UK tourists fuelling brutal live elephant trade between Burma & Thailand


An illegal cross-border trade in endangered wild Asian elephants to serve Thailand’s tourist industry is threatening the future of the species, an undercover investigation by Ecostorm / Ecologist Film Unit (EFU) has revealed.

A new film, produced by Ecostorm / EFU in association with Link TV and the NGO Elephant Family, has uncovered how at least 50-100 elephant calves and young female elephants are removed from their forest homes in Burma each year to be traded illegally to supply tourist camps situated in Thailand.

Many of the animals end up being used for trekking, in festivals, as attractions in so-called ‘wildlife parks’ and for riding at other tourist destinations. Yet countless elephants die in the process, say campaigners, threatening the remaining populations of this endangered species.

Capturing elephants from the wild often involves the slaughter of mothers and other protective family members with automatic weapons.
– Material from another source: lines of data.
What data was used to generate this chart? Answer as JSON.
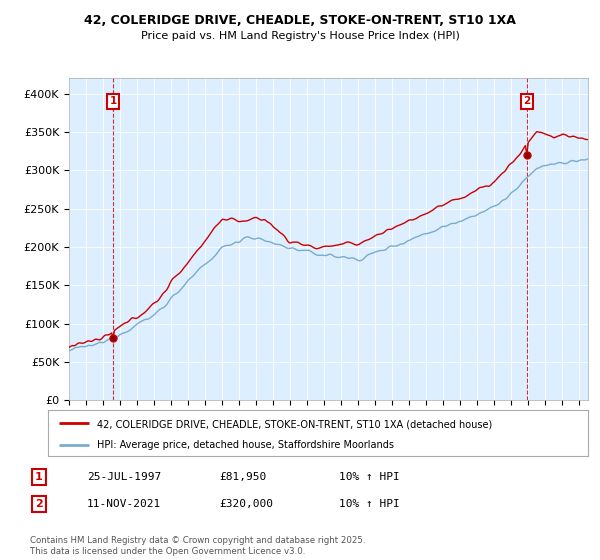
{
  "title1": "42, COLERIDGE DRIVE, CHEADLE, STOKE-ON-TRENT, ST10 1XA",
  "title2": "Price paid vs. HM Land Registry's House Price Index (HPI)",
  "legend_line1": "42, COLERIDGE DRIVE, CHEADLE, STOKE-ON-TRENT, ST10 1XA (detached house)",
  "legend_line2": "HPI: Average price, detached house, Staffordshire Moorlands",
  "marker1_label": "1",
  "marker1_date": "25-JUL-1997",
  "marker1_price": "£81,950",
  "marker1_hpi": "10% ↑ HPI",
  "marker2_label": "2",
  "marker2_date": "11-NOV-2021",
  "marker2_price": "£320,000",
  "marker2_hpi": "10% ↑ HPI",
  "footer": "Contains HM Land Registry data © Crown copyright and database right 2025.\nThis data is licensed under the Open Government Licence v3.0.",
  "red_color": "#cc0000",
  "blue_color": "#7aaccc",
  "chart_bg": "#ddeeff",
  "grid_color": "#ffffff",
  "background_color": "#ffffff",
  "ylim": [
    0,
    420000
  ],
  "yticks": [
    0,
    50000,
    100000,
    150000,
    200000,
    250000,
    300000,
    350000,
    400000
  ],
  "ytick_labels": [
    "£0",
    "£50K",
    "£100K",
    "£150K",
    "£200K",
    "£250K",
    "£300K",
    "£350K",
    "£400K"
  ],
  "t1": 1997.583,
  "t2": 2021.917,
  "price1": 81950,
  "price2": 320000
}
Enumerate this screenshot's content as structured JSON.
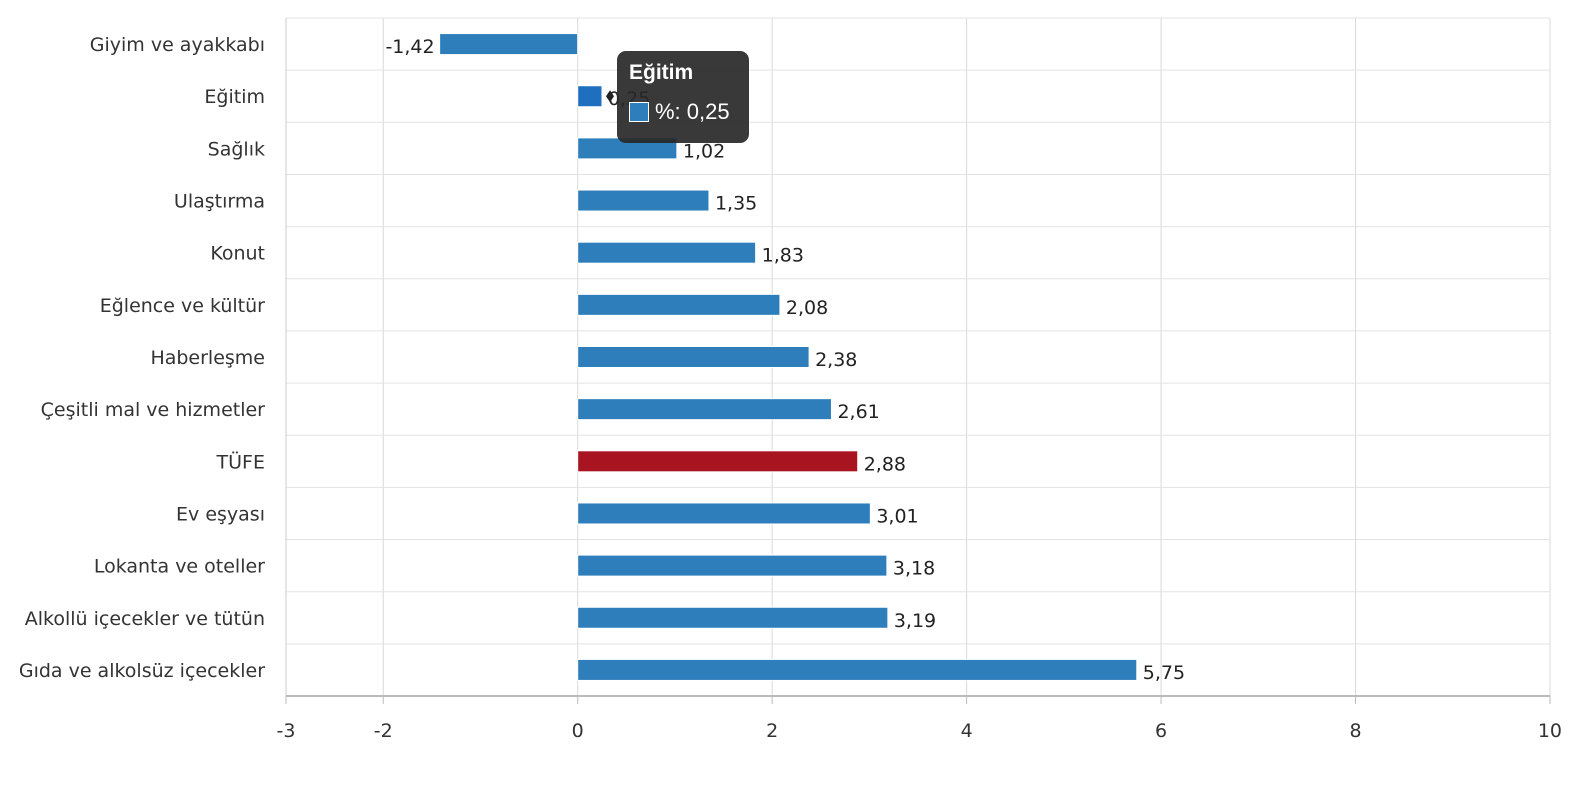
{
  "chart_data": {
    "type": "bar",
    "orientation": "horizontal",
    "categories": [
      "Giyim ve ayakkabı",
      "Eğitim",
      "Sağlık",
      "Ulaştırma",
      "Konut",
      "Eğlence ve kültür",
      "Haberleşme",
      "Çeşitli mal ve hizmetler",
      "TÜFE",
      "Ev eşyası",
      "Lokanta ve oteller",
      "Alkollü içecekler ve tütün",
      "Gıda ve alkolsüz içecekler"
    ],
    "values": [
      -1.42,
      0.25,
      1.02,
      1.35,
      1.83,
      2.08,
      2.38,
      2.61,
      2.88,
      3.01,
      3.18,
      3.19,
      5.75
    ],
    "value_labels": [
      "-1,42",
      "0,25",
      "1,02",
      "1,35",
      "1,83",
      "2,08",
      "2,38",
      "2,61",
      "2,88",
      "3,01",
      "3,18",
      "3,19",
      "5,75"
    ],
    "xlim": [
      -3,
      10
    ],
    "xticks": [
      -3,
      -2,
      0,
      2,
      4,
      6,
      8,
      10
    ],
    "xtick_labels": [
      "-3",
      "-2",
      "0",
      "2",
      "4",
      "6",
      "8",
      "10"
    ],
    "grid": true,
    "bar_color": "#2f7ebc",
    "highlight_category": "TÜFE",
    "highlight_color": "#a8141f",
    "hover_category": "Eğitim",
    "hover_color": "#1f6fc0"
  },
  "tooltip": {
    "title": "Eğitim",
    "series_label": "%",
    "value_text": "0,25",
    "row_text": "%: 0,25"
  }
}
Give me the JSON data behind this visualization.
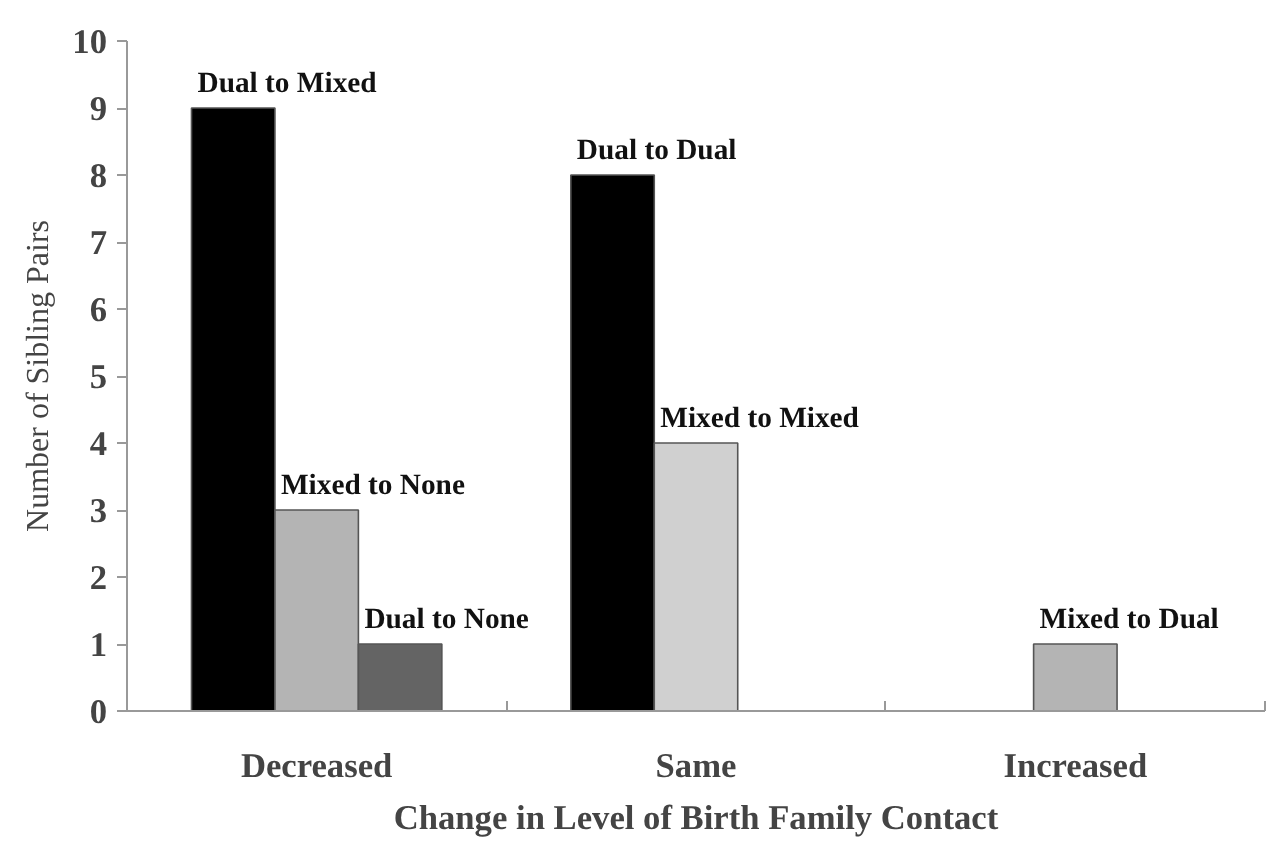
{
  "chart_data": {
    "type": "bar",
    "xlabel": "Change in Level of Birth Family Contact",
    "ylabel": "Number of Sibling Pairs",
    "categories": [
      "Decreased",
      "Same",
      "Increased"
    ],
    "series": [
      {
        "values": [
          9,
          8,
          null
        ],
        "colors": [
          "#000000",
          "#000000",
          "#000000"
        ]
      },
      {
        "values": [
          3,
          4,
          1
        ],
        "colors": [
          "#b4b4b4",
          "#d0d0d0",
          "#b4b4b4"
        ]
      },
      {
        "values": [
          1,
          null,
          null
        ],
        "colors": [
          "#646464",
          "#646464",
          "#646464"
        ]
      }
    ],
    "ylim": [
      0,
      10
    ],
    "yticks": [
      0,
      1,
      2,
      3,
      4,
      5,
      6,
      7,
      8,
      9,
      10
    ],
    "grid": false,
    "annotations": [
      "Dual to Mixed",
      "Mixed to None",
      "Dual to None",
      "Dual to Dual",
      "Mixed to Mixed",
      "Mixed to Dual"
    ]
  }
}
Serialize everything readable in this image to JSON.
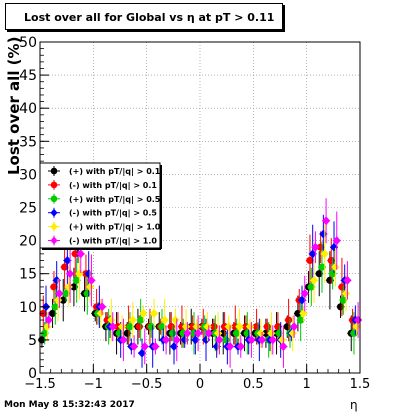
{
  "footer": {
    "timestamp": "Mon May  8 15:32:43 2017"
  },
  "chart_data": {
    "type": "scatter",
    "title": "Lost over all for Global vs   η at pT > 0.11",
    "xlabel": "η",
    "ylabel": "Lost over all (%)",
    "xlim": [
      -1.5,
      1.5
    ],
    "ylim": [
      0,
      50
    ],
    "x_ticks": [
      -1.5,
      -1,
      -0.5,
      0,
      0.5,
      1,
      1.5
    ],
    "x_tick_labels": [
      "−1.5",
      "−1",
      "−0.5",
      "0",
      "0.5",
      "1",
      "1.5"
    ],
    "y_ticks": [
      0,
      5,
      10,
      15,
      20,
      25,
      30,
      35,
      40,
      45,
      50
    ],
    "y_tick_labels": [
      "0",
      "5",
      "10",
      "15",
      "20",
      "25",
      "30",
      "35",
      "40",
      "45",
      "50"
    ],
    "grid": true,
    "legend_position": "center-left",
    "x": [
      -1.45,
      -1.35,
      -1.25,
      -1.15,
      -1.05,
      -0.95,
      -0.85,
      -0.75,
      -0.65,
      -0.55,
      -0.45,
      -0.35,
      -0.25,
      -0.15,
      -0.05,
      0.05,
      0.15,
      0.25,
      0.35,
      0.45,
      0.55,
      0.65,
      0.75,
      0.85,
      0.95,
      1.05,
      1.15,
      1.25,
      1.35,
      1.45
    ],
    "series": [
      {
        "name": "(+) with pT/|q| > 0.1",
        "color": "#000000",
        "marker": "circle",
        "values": [
          5,
          9,
          11,
          13,
          12,
          9,
          7,
          6,
          6,
          7,
          7,
          7,
          6,
          6,
          7,
          7,
          6,
          6,
          6,
          6,
          6,
          6,
          6,
          7,
          9,
          13,
          15,
          14,
          10,
          6
        ]
      },
      {
        "name": "(-) with pT/|q| > 0.1",
        "color": "#ff0000",
        "marker": "circle",
        "values": [
          9,
          13,
          16,
          18,
          15,
          10,
          8,
          7,
          7,
          7,
          7,
          7,
          7,
          7,
          7,
          7,
          7,
          7,
          7,
          7,
          7,
          7,
          7,
          8,
          11,
          17,
          19,
          17,
          13,
          8
        ]
      },
      {
        "name": "(+) with pT/|q| > 0.5",
        "color": "#00cc00",
        "marker": "circle",
        "values": [
          6,
          10,
          12,
          14,
          12,
          9,
          7,
          6,
          7,
          8,
          7,
          7,
          6,
          6,
          6,
          7,
          6,
          5,
          6,
          6,
          6,
          5,
          6,
          6,
          8,
          13,
          16,
          15,
          11,
          6
        ]
      },
      {
        "name": "(-) with pT/|q| > 0.5",
        "color": "#0000ff",
        "marker": "diamond",
        "values": [
          10,
          14,
          17,
          19,
          15,
          10,
          7,
          5,
          4,
          3,
          4,
          5,
          4,
          5,
          5,
          5,
          4,
          4,
          4,
          5,
          5,
          5,
          5,
          6,
          11,
          18,
          21,
          19,
          14,
          8
        ]
      },
      {
        "name": "(+) with pT/|q| > 1.0",
        "color": "#ffee00",
        "marker": "diamond",
        "values": [
          7,
          11,
          13,
          15,
          13,
          9,
          8,
          7,
          8,
          9,
          9,
          8,
          8,
          7,
          7,
          7,
          6,
          7,
          7,
          7,
          6,
          6,
          5,
          6,
          9,
          14,
          18,
          16,
          12,
          7
        ]
      },
      {
        "name": "(-) with pT/|q| > 1.0",
        "color": "#ff00ff",
        "marker": "diamond",
        "values": [
          8,
          12,
          15,
          18,
          14,
          10,
          7,
          5,
          4,
          4,
          4,
          5,
          5,
          6,
          6,
          6,
          5,
          4,
          4,
          5,
          5,
          5,
          4,
          7,
          12,
          19,
          23,
          20,
          14,
          8
        ]
      }
    ]
  }
}
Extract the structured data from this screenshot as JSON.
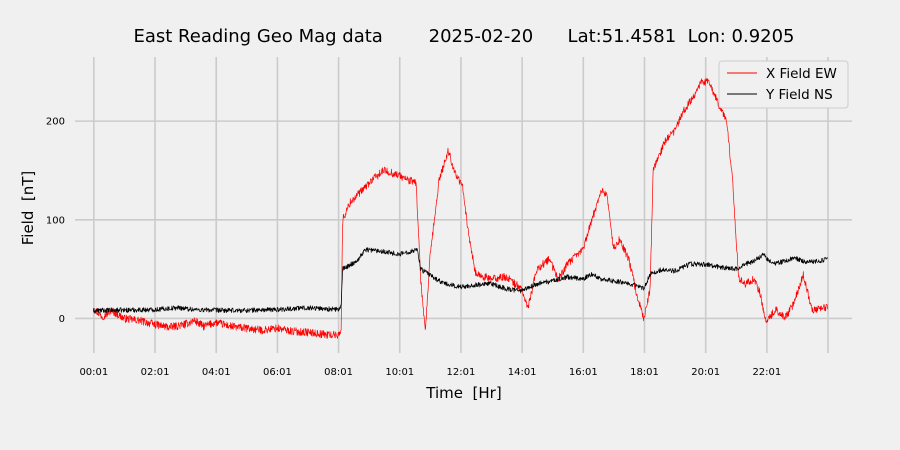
{
  "chart_data": {
    "type": "line",
    "title": "East Reading Geo Mag data        2025-02-20      Lat:51.4581  Lon: 0.9205",
    "xlabel": "Time  [Hr]",
    "ylabel": "Field  [nT]",
    "x_unit": "hours",
    "xlim": [
      -0.6,
      24.8
    ],
    "ylim": [
      -35,
      265
    ],
    "x_ticks": [
      {
        "x": 0.0167,
        "label": "00:01"
      },
      {
        "x": 2.0167,
        "label": "02:01"
      },
      {
        "x": 4.0167,
        "label": "04:01"
      },
      {
        "x": 6.0167,
        "label": "06:01"
      },
      {
        "x": 8.0167,
        "label": "08:01"
      },
      {
        "x": 10.0167,
        "label": "10:01"
      },
      {
        "x": 12.0167,
        "label": "12:01"
      },
      {
        "x": 14.0167,
        "label": "14:01"
      },
      {
        "x": 16.0167,
        "label": "16:01"
      },
      {
        "x": 18.0167,
        "label": "18:01"
      },
      {
        "x": 20.0167,
        "label": "20:01"
      },
      {
        "x": 22.0167,
        "label": "22:01"
      }
    ],
    "x_extra_gridlines": [
      24.0167
    ],
    "y_ticks": [
      0,
      100,
      200
    ],
    "grid": true,
    "legend_position": "top-right",
    "series": [
      {
        "name": "X Field EW",
        "color": "#ff0000",
        "noise": 4,
        "points": [
          [
            0.0,
            10
          ],
          [
            0.3,
            2
          ],
          [
            0.6,
            8
          ],
          [
            1.0,
            0
          ],
          [
            1.5,
            -2
          ],
          [
            2.0,
            -6
          ],
          [
            2.5,
            -9
          ],
          [
            3.0,
            -6
          ],
          [
            3.3,
            -2
          ],
          [
            3.6,
            -8
          ],
          [
            4.0,
            -4
          ],
          [
            4.5,
            -8
          ],
          [
            5.0,
            -10
          ],
          [
            5.5,
            -12
          ],
          [
            6.0,
            -10
          ],
          [
            6.5,
            -13
          ],
          [
            7.0,
            -14
          ],
          [
            7.5,
            -16
          ],
          [
            8.0,
            -17
          ],
          [
            8.1,
            -10
          ],
          [
            8.15,
            100
          ],
          [
            8.4,
            118
          ],
          [
            8.8,
            130
          ],
          [
            9.1,
            140
          ],
          [
            9.5,
            150
          ],
          [
            10.0,
            145
          ],
          [
            10.3,
            140
          ],
          [
            10.55,
            138
          ],
          [
            10.7,
            40
          ],
          [
            10.85,
            -15
          ],
          [
            11.0,
            60
          ],
          [
            11.3,
            140
          ],
          [
            11.6,
            170
          ],
          [
            11.8,
            150
          ],
          [
            12.1,
            130
          ],
          [
            12.2,
            100
          ],
          [
            12.3,
            80
          ],
          [
            12.5,
            45
          ],
          [
            13.0,
            40
          ],
          [
            13.5,
            42
          ],
          [
            14.0,
            30
          ],
          [
            14.2,
            10
          ],
          [
            14.5,
            50
          ],
          [
            14.9,
            60
          ],
          [
            15.2,
            40
          ],
          [
            15.5,
            55
          ],
          [
            16.0,
            70
          ],
          [
            16.3,
            100
          ],
          [
            16.6,
            130
          ],
          [
            16.8,
            125
          ],
          [
            17.0,
            70
          ],
          [
            17.2,
            80
          ],
          [
            17.5,
            60
          ],
          [
            17.8,
            20
          ],
          [
            18.0,
            0
          ],
          [
            18.2,
            30
          ],
          [
            18.3,
            150
          ],
          [
            18.7,
            180
          ],
          [
            19.0,
            190
          ],
          [
            19.3,
            210
          ],
          [
            19.6,
            225
          ],
          [
            19.9,
            240
          ],
          [
            20.1,
            240
          ],
          [
            20.4,
            220
          ],
          [
            20.7,
            200
          ],
          [
            20.9,
            140
          ],
          [
            20.95,
            110
          ],
          [
            21.1,
            40
          ],
          [
            21.3,
            35
          ],
          [
            21.6,
            40
          ],
          [
            21.8,
            25
          ],
          [
            22.0,
            -5
          ],
          [
            22.3,
            10
          ],
          [
            22.6,
            0
          ],
          [
            22.9,
            15
          ],
          [
            23.2,
            45
          ],
          [
            23.5,
            8
          ],
          [
            23.8,
            10
          ],
          [
            24.0,
            12
          ]
        ]
      },
      {
        "name": "Y Field NS",
        "color": "#000000",
        "noise": 2.5,
        "points": [
          [
            0.0,
            8
          ],
          [
            2.0,
            9
          ],
          [
            2.8,
            11
          ],
          [
            3.3,
            9
          ],
          [
            4.5,
            8
          ],
          [
            6.0,
            9
          ],
          [
            7.0,
            11
          ],
          [
            8.0,
            9
          ],
          [
            8.1,
            12
          ],
          [
            8.15,
            50
          ],
          [
            8.6,
            58
          ],
          [
            8.9,
            70
          ],
          [
            9.5,
            68
          ],
          [
            10.0,
            65
          ],
          [
            10.6,
            70
          ],
          [
            10.7,
            50
          ],
          [
            11.2,
            40
          ],
          [
            11.5,
            35
          ],
          [
            12.0,
            32
          ],
          [
            12.5,
            34
          ],
          [
            13.0,
            35
          ],
          [
            13.5,
            30
          ],
          [
            14.0,
            28
          ],
          [
            14.5,
            35
          ],
          [
            15.0,
            38
          ],
          [
            15.5,
            42
          ],
          [
            16.0,
            40
          ],
          [
            16.3,
            45
          ],
          [
            16.6,
            40
          ],
          [
            17.0,
            38
          ],
          [
            17.5,
            36
          ],
          [
            18.0,
            30
          ],
          [
            18.2,
            45
          ],
          [
            18.6,
            50
          ],
          [
            19.0,
            48
          ],
          [
            19.5,
            55
          ],
          [
            20.0,
            55
          ],
          [
            20.5,
            52
          ],
          [
            21.0,
            50
          ],
          [
            21.3,
            55
          ],
          [
            21.6,
            58
          ],
          [
            21.9,
            65
          ],
          [
            22.2,
            55
          ],
          [
            22.6,
            58
          ],
          [
            22.9,
            62
          ],
          [
            23.3,
            57
          ],
          [
            23.7,
            58
          ],
          [
            24.0,
            60
          ]
        ]
      }
    ]
  }
}
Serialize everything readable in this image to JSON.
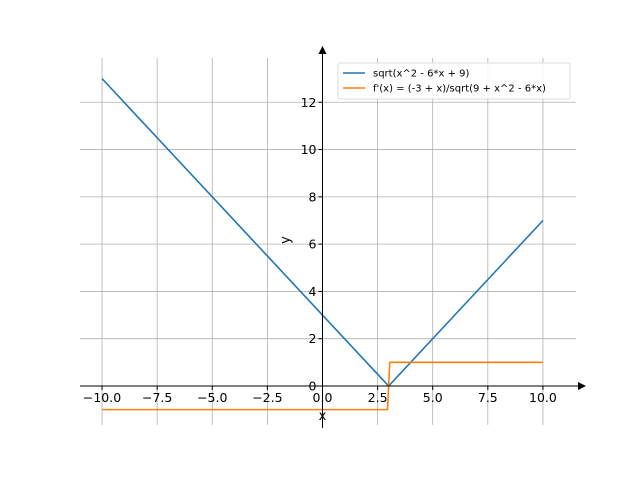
{
  "chart_data": {
    "type": "line",
    "title": "",
    "xlabel": "x",
    "ylabel": "y",
    "xlim": [
      -11,
      11.5
    ],
    "ylim": [
      -1.65,
      14
    ],
    "grid": true,
    "legend_position": "top-right",
    "x_ticks": [
      -10.0,
      -7.5,
      -5.0,
      -2.5,
      0.0,
      2.5,
      5.0,
      7.5,
      10.0
    ],
    "x_tick_labels": [
      "−10.0",
      "−7.5",
      "−5.0",
      "−2.5",
      "0.0",
      "2.5",
      "5.0",
      "7.5",
      "10.0"
    ],
    "y_ticks": [
      0,
      2,
      4,
      6,
      8,
      10,
      12
    ],
    "y_tick_labels": [
      "0",
      "2",
      "4",
      "6",
      "8",
      "10",
      "12"
    ],
    "series": [
      {
        "name": "sqrt(x^2 - 6*x + 9)",
        "color": "#1f77b4",
        "points": [
          [
            -10,
            13
          ],
          [
            3,
            0
          ],
          [
            10,
            7
          ]
        ]
      },
      {
        "name": "f'(x) = (-3 + x)/sqrt(9 + x^2 - 6*x)",
        "color": "#ff7f0e",
        "points": [
          [
            -10,
            -1
          ],
          [
            2.95,
            -1
          ],
          [
            3.05,
            1
          ],
          [
            10,
            1
          ]
        ]
      }
    ]
  }
}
Captured calves are then often subjected to a brutal ‘breaking-in’ process where they are tied up, confined, starved, beaten and tortured in order to ‘break their spirits’. It is estimated that only one in three survive this inhumane ‘domestication’ process.

As many as one million British tourists visit Thailand’s tourist camps each year, it is estimated, leading to claims that they are unwittingly fuelling this devastating trade.

Campaigners are now calling on the Thai authorities to launch a fresh crackdown on elephant smuggling ahead of the next Convention on International Trade in Endangered Species of Fauna and Flora (CITES) in Thailand in March 2013.